Monday, August 01, 2011

Shadows from Books



I was imagining this morning doing a horror/comedy feature length live action remake of "Trombone Trouble". I can see a psychological terror in it--some guy decides to learn the trombone and of course he's horrible at first. Maybe he's even a little self-conscious. Then a man shows up with godlike powers to punish him--it's almost like old horror movies where teenagers are punished for having sex, it's that frightening arbitrary morality. Yet we all sympathise with Donald.

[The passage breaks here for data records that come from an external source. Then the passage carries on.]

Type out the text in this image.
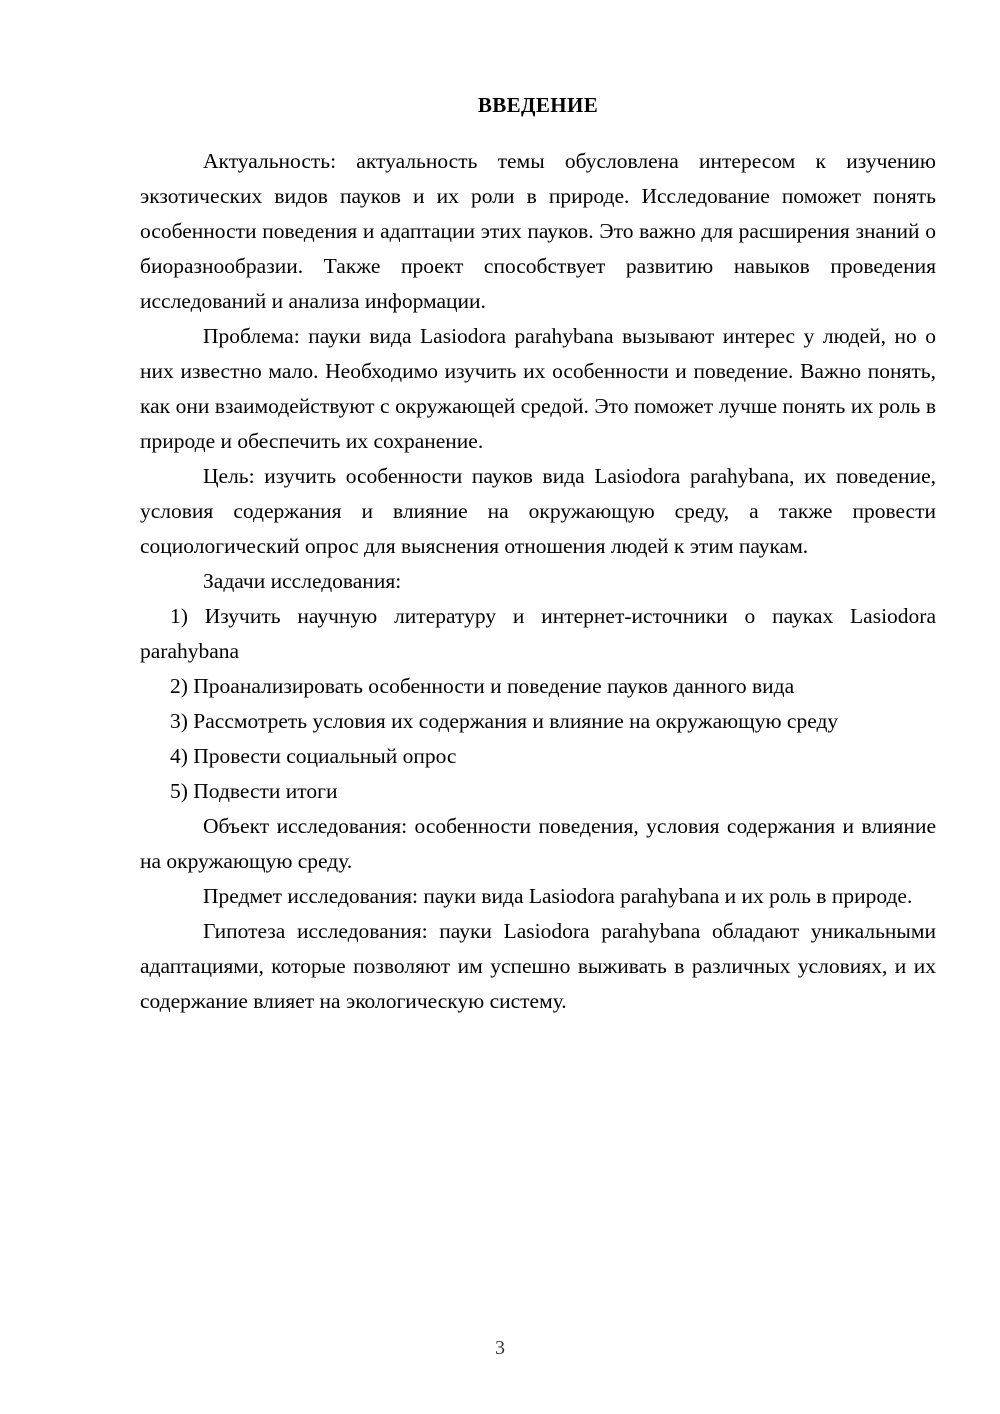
ВВЕДЕНИЕ

Актуальность: актуальность темы обусловлена интересом к изучению экзотических видов пауков и их роли в природе. Исследование поможет понять особенности поведения и адаптации этих пауков. Это важно для расширения знаний о биоразнообразии. Также проект способствует развитию навыков проведения исследований и анализа информации.

Проблема: пауки вида Lasiodora parahybana вызывают интерес у людей, но о них известно мало. Необходимо изучить их особенности и поведение. Важно понять, как они взаимодействуют с окружающей средой. Это поможет лучше понять их роль в природе и обеспечить их сохранение.

Цель: изучить особенности пауков вида Lasiodora parahybana, их поведение, условия содержания и влияние на окружающую среду, а также провести социологический опрос для выяснения отношения людей к этим паукам.

Задачи исследования:

1) Изучить научную литературу и интернет-источники о пауках Lasiodora parahybana

2) Проанализировать особенности и поведение пауков данного вида

3) Рассмотреть условия их содержания и влияние на окружающую среду

4) Провести социальный опрос

5) Подвести итоги

Объект исследования: особенности поведения, условия содержания и влияние на окружающую среду.

Предмет исследования: пауки вида Lasiodora parahybana и их роль в природе.

Гипотеза исследования: пауки Lasiodora parahybana обладают уникальными адаптациями, которые позволяют им успешно выживать в различных условиях, и их содержание влияет на экологическую систему.

3
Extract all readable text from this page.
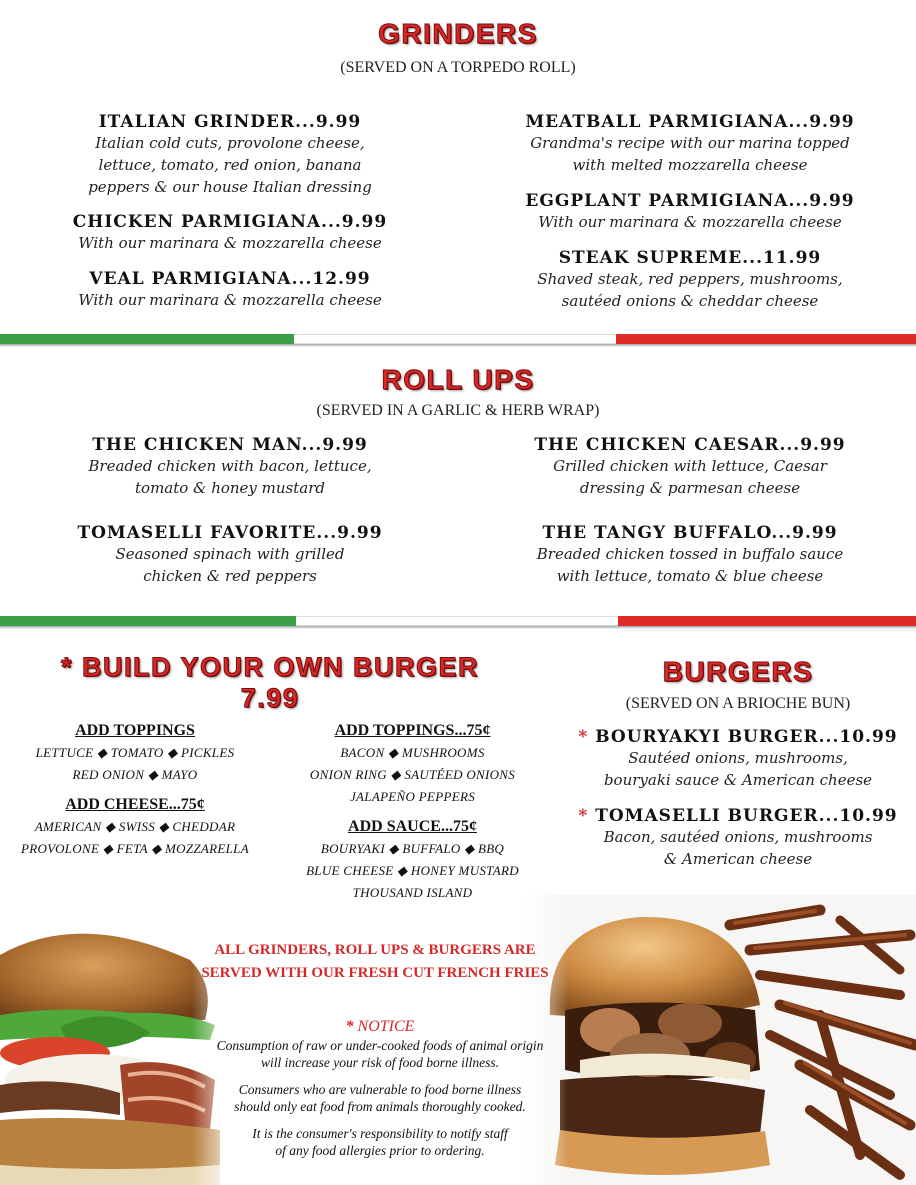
GRINDERS
(SERVED ON A TORPEDO ROLL)
ITALIAN GRINDER...9.99
Italian cold cuts, provolone cheese,
lettuce, tomato, red onion, banana
peppers & our house Italian dressing
CHICKEN PARMIGIANA...9.99
With our marinara & mozzarella cheese
VEAL PARMIGIANA...12.99
With our marinara & mozzarella cheese
MEATBALL PARMIGIANA...9.99
Grandma's recipe with our marina topped
with melted mozzarella cheese
EGGPLANT PARMIGIANA...9.99
With our marinara & mozzarella cheese
STEAK SUPREME...11.99
Shaved steak, red peppers, mushrooms,
sautéed onions & cheddar cheese
ROLL UPS
(SERVED IN A GARLIC & HERB WRAP)
THE CHICKEN MAN...9.99
Breaded chicken with bacon, lettuce,
tomato & honey mustard
TOMASELLI FAVORITE...9.99
Seasoned spinach with grilled
chicken & red peppers
THE CHICKEN CAESAR...9.99
Grilled chicken with lettuce, Caesar
dressing & parmesan cheese
THE TANGY BUFFALO...9.99
Breaded chicken tossed in buffalo sauce
with lettuce, tomato & blue cheese
* BUILD YOUR OWN BURGER
7.99
ADD TOPPINGS
LETTUCE ◆ TOMATO ◆ PICKLES
RED ONION ◆ MAYO
ADD CHEESE...75¢
AMERICAN ◆ SWISS ◆ CHEDDAR
PROVOLONE ◆ FETA ◆ MOZZARELLA
ADD TOPPINGS...75¢
BACON ◆ MUSHROOMS
ONION RING ◆ SAUTÉED ONIONS
JALAPEÑO PEPPERS
ADD SAUCE...75¢
BOURYAKI ◆ BUFFALO ◆ BBQ
BLUE CHEESE ◆ HONEY MUSTARD
THOUSAND ISLAND
BURGERS
(SERVED ON A BRIOCHE BUN)
* BOURYAKYI BURGER...10.99
Sautéed onions, mushrooms,
bouryaki sauce & American cheese
* TOMASELLI BURGER...10.99
Bacon, sautéed onions, mushrooms
& American cheese
ALL GRINDERS, ROLL UPS & BURGERS ARE
SERVED WITH OUR FRESH CUT FRENCH FRIES
* NOTICE
Consumption of raw or under-cooked foods of animal origin
will increase your risk of food borne illness.
Consumers who are vulnerable to food borne illness
should only eat food from animals thoroughly cooked.
It is the consumer's responsibility to notify staff
of any food allergies prior to ordering.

As if "The Girl in the Fireplace" and "Blink" hadn't already convinced me Steven Moffat is by far the best writer on the new Doctor Who, last night I was completely amazed by "Silence in the Library"/"Forest of the Dead". The episodes preceding it pale so much in comparison--"The Doctor's Daughter" was nice. The idea of human conflict so purely distilled was good Science Fiction. "The Unicorn and the Wasp" was mildly entertaining--it's hard for the historical celebrity episodes to overcome the annoying nature of the very premise. But the Steven Moffat two parter isn't just well written, it's constructed around five ideas any one of which most writers would consider good enough for a whole story in its own right. In this way, the library story reminded me of classic Who--to take an example off the top of my head, "Planet of the Spiders", which starts out seemingly like it's about a fraternity cult on modern day Earth, ends up having a boat chase, an adventure on an alien planet, and of course, spiders.

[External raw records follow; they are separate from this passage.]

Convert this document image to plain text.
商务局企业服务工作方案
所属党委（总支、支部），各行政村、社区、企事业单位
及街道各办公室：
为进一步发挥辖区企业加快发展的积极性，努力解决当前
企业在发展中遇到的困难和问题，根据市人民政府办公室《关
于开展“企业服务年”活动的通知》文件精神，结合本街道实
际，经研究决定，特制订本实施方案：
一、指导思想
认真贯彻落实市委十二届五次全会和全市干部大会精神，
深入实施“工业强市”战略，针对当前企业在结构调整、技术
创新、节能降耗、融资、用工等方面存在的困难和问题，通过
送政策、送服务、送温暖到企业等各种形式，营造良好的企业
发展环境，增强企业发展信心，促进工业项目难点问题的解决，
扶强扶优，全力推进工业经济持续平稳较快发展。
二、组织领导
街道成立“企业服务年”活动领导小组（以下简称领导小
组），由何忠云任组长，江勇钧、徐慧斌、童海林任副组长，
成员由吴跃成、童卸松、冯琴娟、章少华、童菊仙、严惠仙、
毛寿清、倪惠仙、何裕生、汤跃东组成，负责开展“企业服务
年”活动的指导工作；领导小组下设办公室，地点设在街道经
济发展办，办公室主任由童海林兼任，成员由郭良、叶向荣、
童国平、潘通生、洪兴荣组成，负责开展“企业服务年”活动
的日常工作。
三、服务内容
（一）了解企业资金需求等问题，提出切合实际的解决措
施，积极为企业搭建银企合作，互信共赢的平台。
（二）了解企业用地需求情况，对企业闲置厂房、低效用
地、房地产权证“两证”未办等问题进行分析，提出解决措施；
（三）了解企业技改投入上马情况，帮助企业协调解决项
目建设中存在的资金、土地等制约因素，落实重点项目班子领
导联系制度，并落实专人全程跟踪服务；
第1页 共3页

And Moffat's scripts use the sheer quantity of good ideas in the same way--instead of characters lamely treading water on just one, each one is introduced or reintroduced as the impact of the last has just settled in. In this way the story maintains a vibrancy even if the plot doesn't rationally add up--you don't notice, or if you do, you don't care because the ideas are exciting enough for sustenance. The library the size of a planet, piranha-like creatures who live in shadows, dead human faces on librarian robots, human skeletons animated by the shadow creatures, comm systems with a glitch that captures human neural activity after death . . . All these ideas are not only interesting on their own, they feed off each other in a delightful way and have a unifying aesthetic. It's a feast, is what it is.

Twitter Sonnet #288

Olive oil fills time travel panties.
Wisdom's attained with silly thin armour.
Wet grain drizzles over sleepy mounties.
Rice and wheat are parts of staple glamour.
Sake eyes drift in an indigo well.
Blurred black pinfeathers prick tin can eyebrows.
Barbarian harps slaughtered the cow bell.
Toasts remember, good toasters keep their vows.
The cheesecake runs from a cheesy mullet.
Unabashed pussy pushes a passed pawn.
Mental seas wash up a soggy bullet.
Vulgar flamingos do it on the lawn.
Twenty five cent slime soothes a watchful fish.
Jupiter's too big for satellite dish.